Limitations and Future Developments
This study had several limitations. First, the restrictive eligibility criteria (absence of children with special needs in the sample, low maternal psychopathology, medium-to-high maternal education level, married couples living together) to take part in the study are a limitation for the generalizability of results and they could explain the low rate of insecure attachment in our sample, which was comparable to the rate of the non-adoptive adolescent population. Second, our sample size was quite small and it was not homogeneous (adolescents’ age, age at adoption, children’ country of origin, etc.). Third, fathers’ assessments were lacking in our study. Fourth, the correlational nature of the research design did not allow causal inferences. Lastly, the voluntary participation of adoptive families might have self-selected more sensitive families.

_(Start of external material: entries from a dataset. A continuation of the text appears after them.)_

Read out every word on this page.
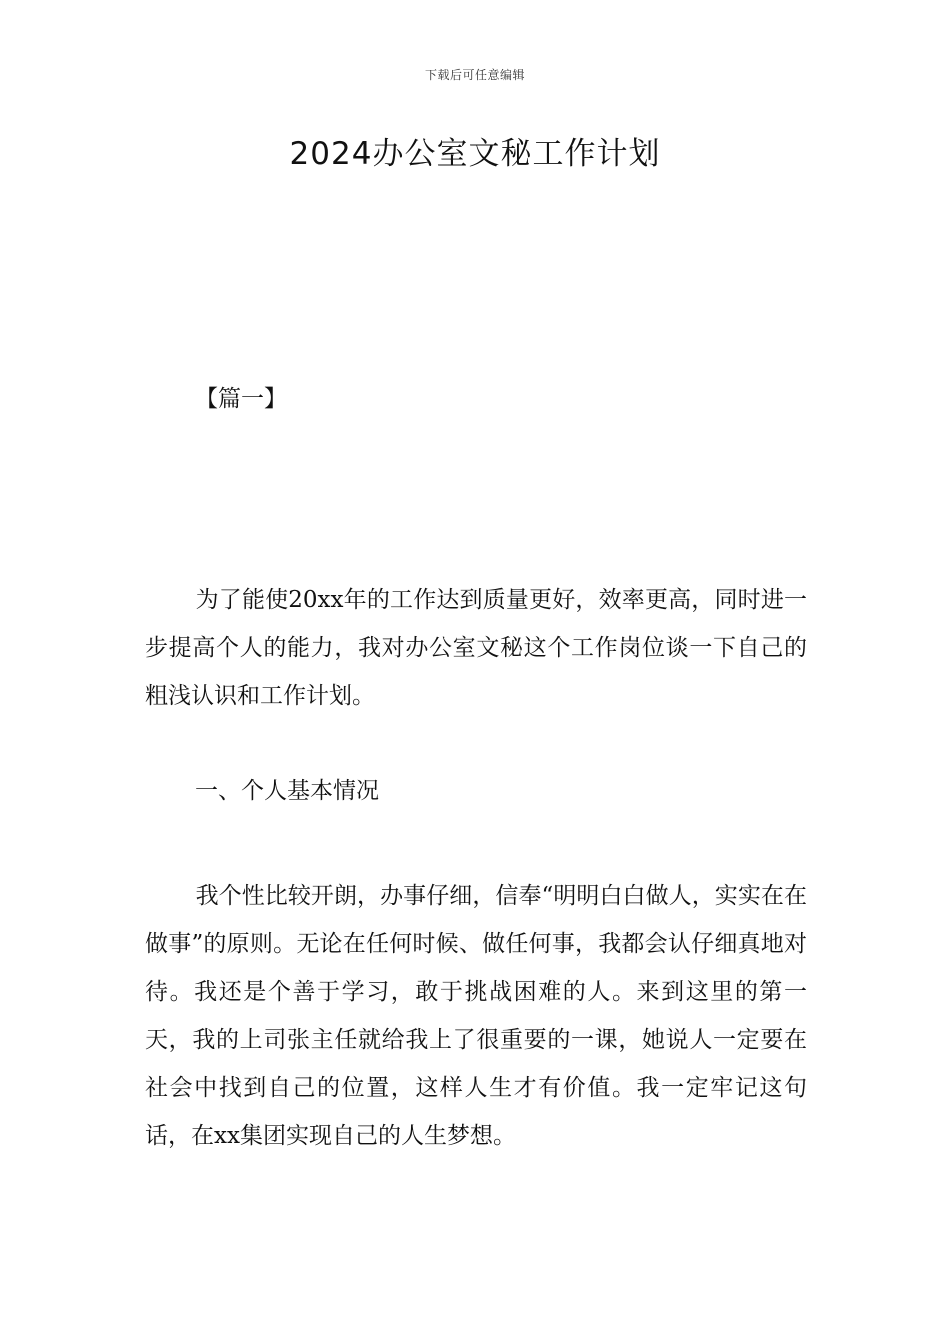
下载后可任意编辑
2024办公室文秘工作计划

【篇一】

为了能使20xx年的工作达到质量更好，效率更高，同时进一步提高个人的能力，我对办公室文秘这个工作岗位谈一下自己的粗浅认识和工作计划。

一、个人基本情况

我个性比较开朗，办事仔细，信奉“明明白白做人，实实在在做事”的原则。无论在任何时候、做任何事，我都会认仔细真地对待。我还是个善于学习，敢于挑战困难的人。来到这里的第一天，我的上司张主任就给我上了很重要的一课，她说人一定要在社会中找到自己的位置，这样人生才有价值。我一定牢记这句话，在xx集团实现自己的人生梦想。
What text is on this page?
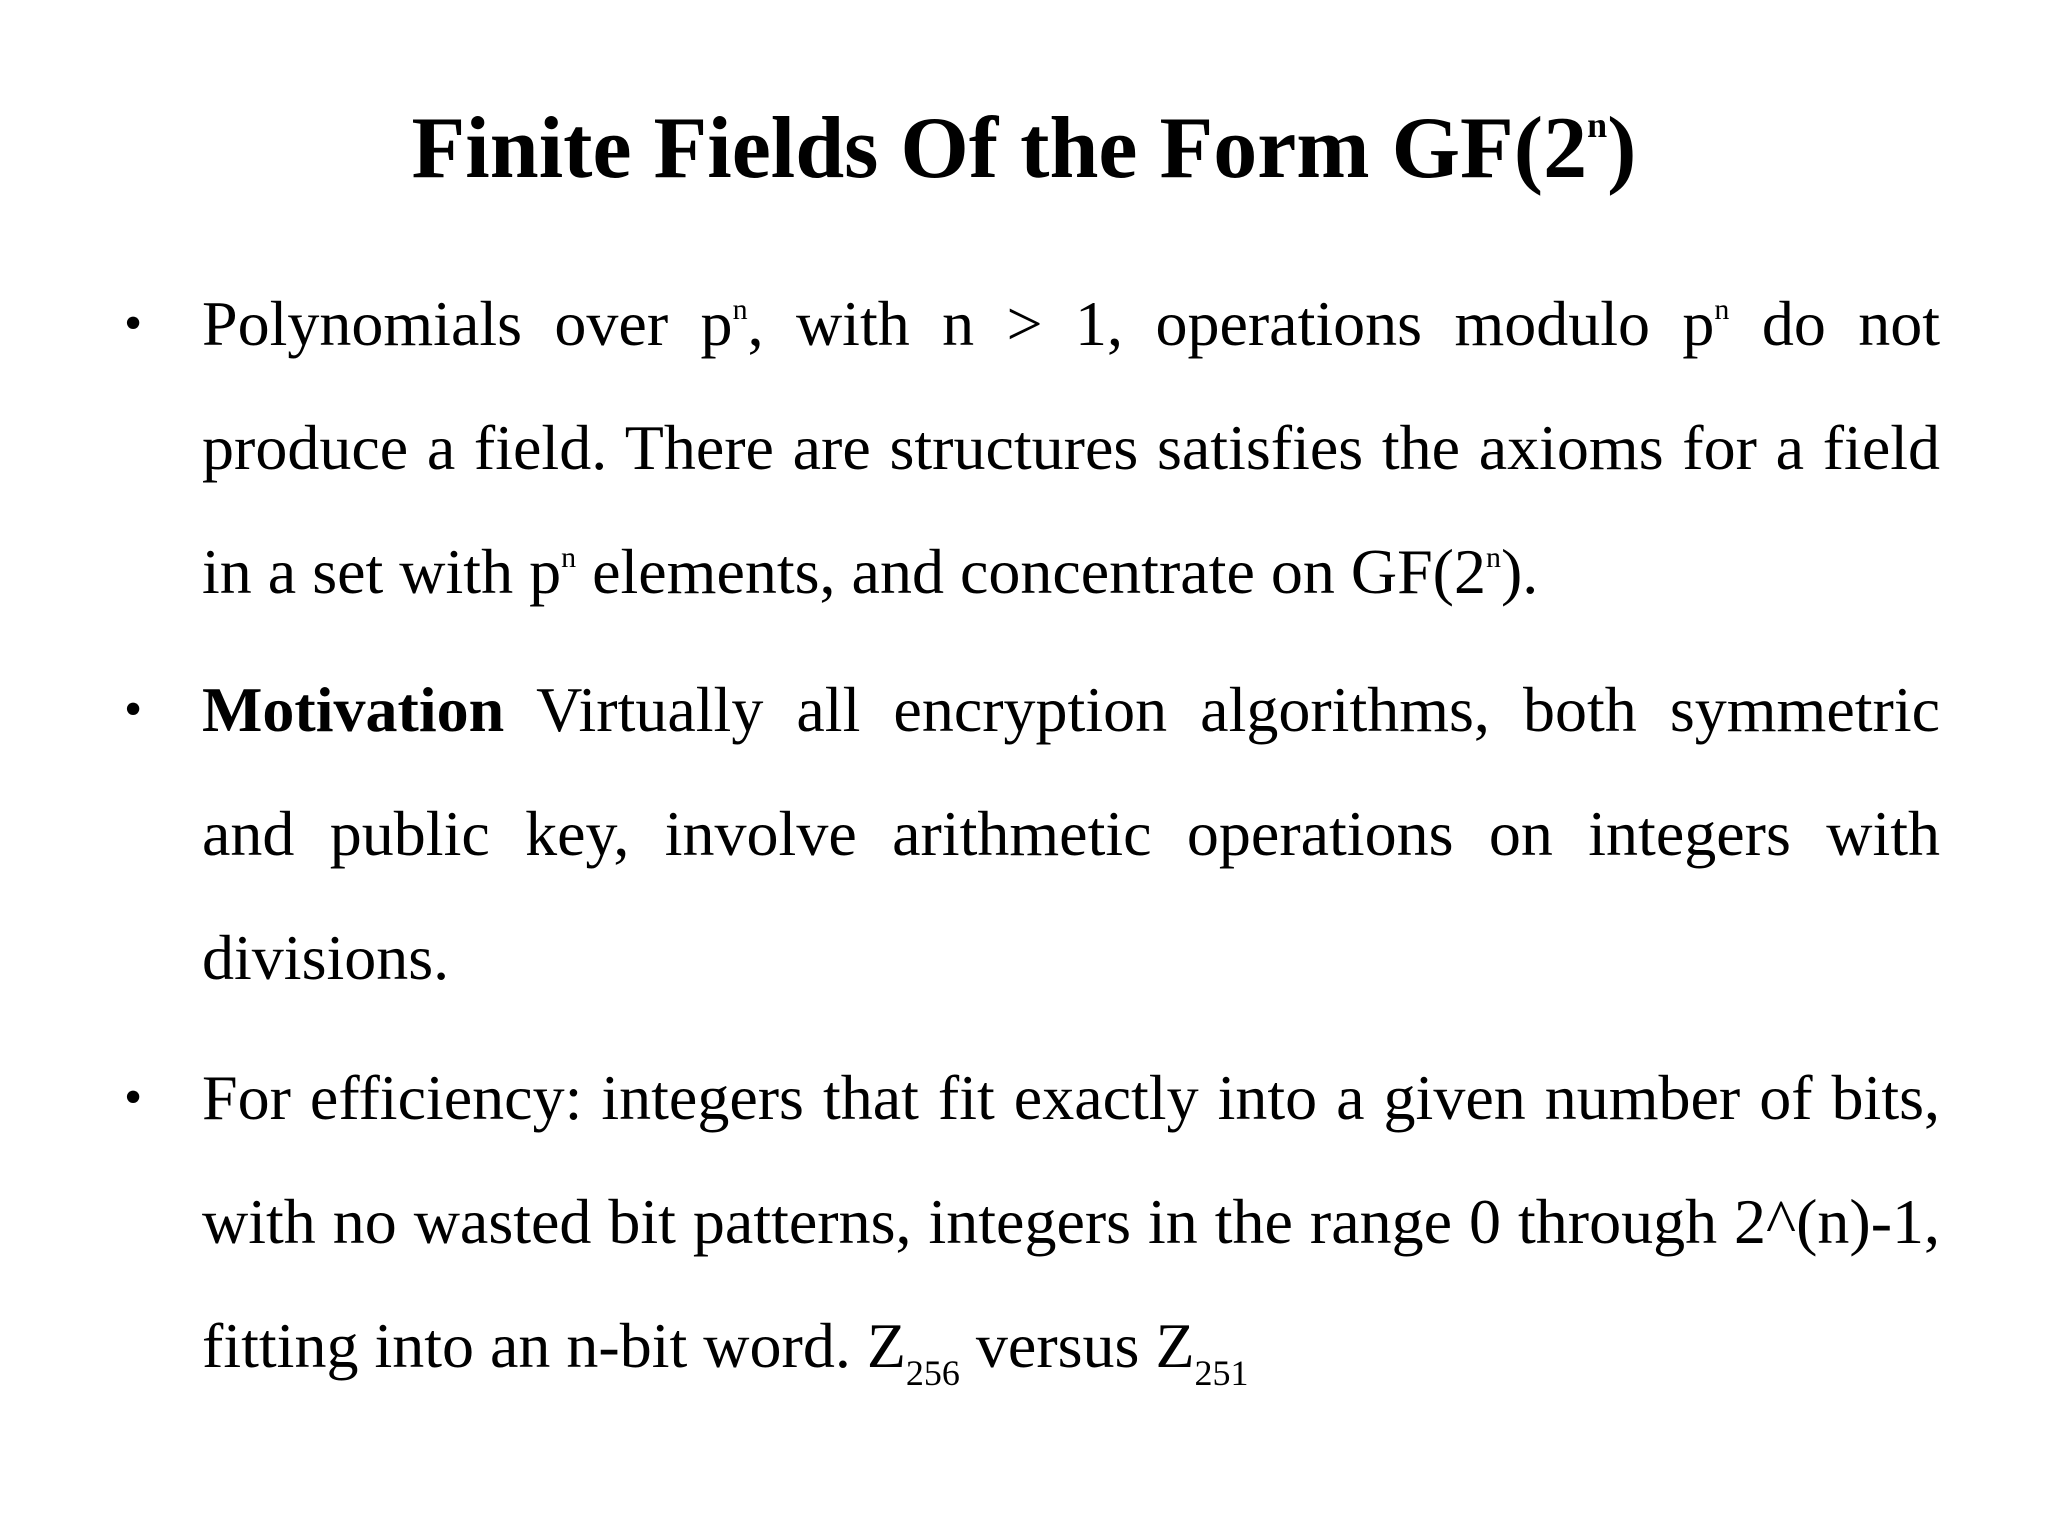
Finite Fields Of the Form GF(2$^n$)
• Polynomials over $p^n$, with n > 1, operations modulo $p^n$ do not produce a field. There are structures satisfies the axioms for a field in a set with $p^n$ elements, and concentrate on GF(2$^n$).
• Motivation Virtually all encryption algorithms, both symmetric and public key, involve arithmetic operations on integers with divisions.
• For efficiency: integers that fit exactly into a given number of bits, with no wasted bit patterns, integers in the range 0 through 2^(n)-1, fitting into an n-bit word. $Z_{256}$ versus $Z_{251}$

Further research is needed to replicate our findings with larger and more uniform samples, using longitudinal research design, and including fathers’ assessment.
Conclusion
First our results highlighted a concordance of attachment representations among adoptive mother–child dyads during adolescence, endorsing results of some previous studies (e.g., Barone and Lionetti, 2012) on late-adopted children during childhood, and indicating that a relationship with a secure mother may represent a very beneficial experience for the late-adopted adolescents, despite their hard past-experiences. Second, we found a correlation between adolescents’ attachment security and verbal IQ that deserves to be investigated in further studies to assess whether it also holds in normative samples.
Conflict of Interest Statement
The authors declare that the research was conducted in the absence of any commercial or financial relationships that could be construed as a potential conflict of interest.